L’Ukraine envisage de restreindre l’accès à Telegram après une vague d’attentats à la bombe

L’Ukraine envisage de restreindre l’accès à Telegram après une vague d’attentats à la bombe

À la suite d’une série d’attentats à la bombe qui ont récemment frappé le pays, les autorités ukrainiennes examinent la possibilité de restreindre l’accès au réseau social Telegram. Cette réflexion intervient alors que plusieurs responsables politiques soulignent le rôle de la messagerie dans le recrutement et la coordination d’actions terroristes, sur fond de guerre hybride avec la Russie.

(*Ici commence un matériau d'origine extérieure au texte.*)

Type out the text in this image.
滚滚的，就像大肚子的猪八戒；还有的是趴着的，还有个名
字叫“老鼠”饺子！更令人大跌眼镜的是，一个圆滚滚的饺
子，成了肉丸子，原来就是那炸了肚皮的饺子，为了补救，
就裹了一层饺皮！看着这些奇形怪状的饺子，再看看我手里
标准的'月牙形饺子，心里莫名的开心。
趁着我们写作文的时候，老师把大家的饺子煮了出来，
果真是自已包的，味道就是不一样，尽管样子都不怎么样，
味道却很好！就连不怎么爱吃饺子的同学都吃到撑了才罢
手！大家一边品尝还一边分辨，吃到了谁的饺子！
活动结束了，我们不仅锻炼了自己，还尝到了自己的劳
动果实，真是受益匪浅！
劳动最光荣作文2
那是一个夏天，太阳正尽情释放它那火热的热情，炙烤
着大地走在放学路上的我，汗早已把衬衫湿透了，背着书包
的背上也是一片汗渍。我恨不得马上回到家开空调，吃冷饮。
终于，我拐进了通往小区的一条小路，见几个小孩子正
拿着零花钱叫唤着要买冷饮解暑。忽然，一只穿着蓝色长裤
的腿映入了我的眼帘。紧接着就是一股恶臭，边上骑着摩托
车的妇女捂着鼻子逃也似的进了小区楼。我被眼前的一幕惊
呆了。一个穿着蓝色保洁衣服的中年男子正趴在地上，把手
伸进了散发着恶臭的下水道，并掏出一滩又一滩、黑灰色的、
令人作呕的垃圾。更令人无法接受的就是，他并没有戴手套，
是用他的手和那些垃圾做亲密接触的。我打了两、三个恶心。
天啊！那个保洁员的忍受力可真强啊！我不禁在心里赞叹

Le dernier épisode en date a eu lieu à Lviv, le 22 février, lorsqu’une double explosion visant des membres des forces de police a causé la mort d’un agent et blessé vingt-cinq personnes. Le lendemain, deux autres incidents similaires ont touché Mykolaiv et Dnipro, faisant de nouveaux blessés parmi les policiers et endommageant des commissariats. Les services de sécurité ukrainiens imputent ces attaques à des individus recrutés via Telegram, la plateforme cryptée étant utilisée selon eux à des fins de propagande prorusse ou pour des motivations financières.

« L’ennemi utilise systématiquement Telegram pour recruter des terroristes, coordonner leurs actions et mener des attaques », a déclaré Iryna Vereshchuk, ancienne vice-Première ministre ukrainienne, sur son propre canal Telegram. Elle exhorte à une limitation des capacités de ces plateformes, en particulier en temps de guerre, afin d’endiguer ce phénomène.

D’après le ministre de l’Intérieur ukrainien, Ihor Klymenko, près de la moitié des personnes impliquées dans ces actes terroristes auraient été recrutées sur Telegram. Lors d’une conférence de presse tenue le 23 février, il a réitéré la nécessité d’un débat au sein de la société ukrainienne sur la gestion et l’encadrement d’un outil aujourd’hui central dans la communication, mais également dans l’organisation d’actes illicites. Le chef adjoint du Service de sécurité ukrainien (SBU) a également appelé à un renforcement de la réglementation des plateformes numériques.

La question de la régulation de Telegram s’avère d’autant plus épineuse que l’application revendique près de 10 millions d’utilisateurs dans le pays, soit un quart de la population. Selon une enquête menée en 2023 par USAID, 70% des Ukrainiens déclarent y puiser une grande partie de leur information quotidienne. Cet aspect central de la vie numérique ukrainienne complique toute tentative d’interdiction ou de restriction généralisée.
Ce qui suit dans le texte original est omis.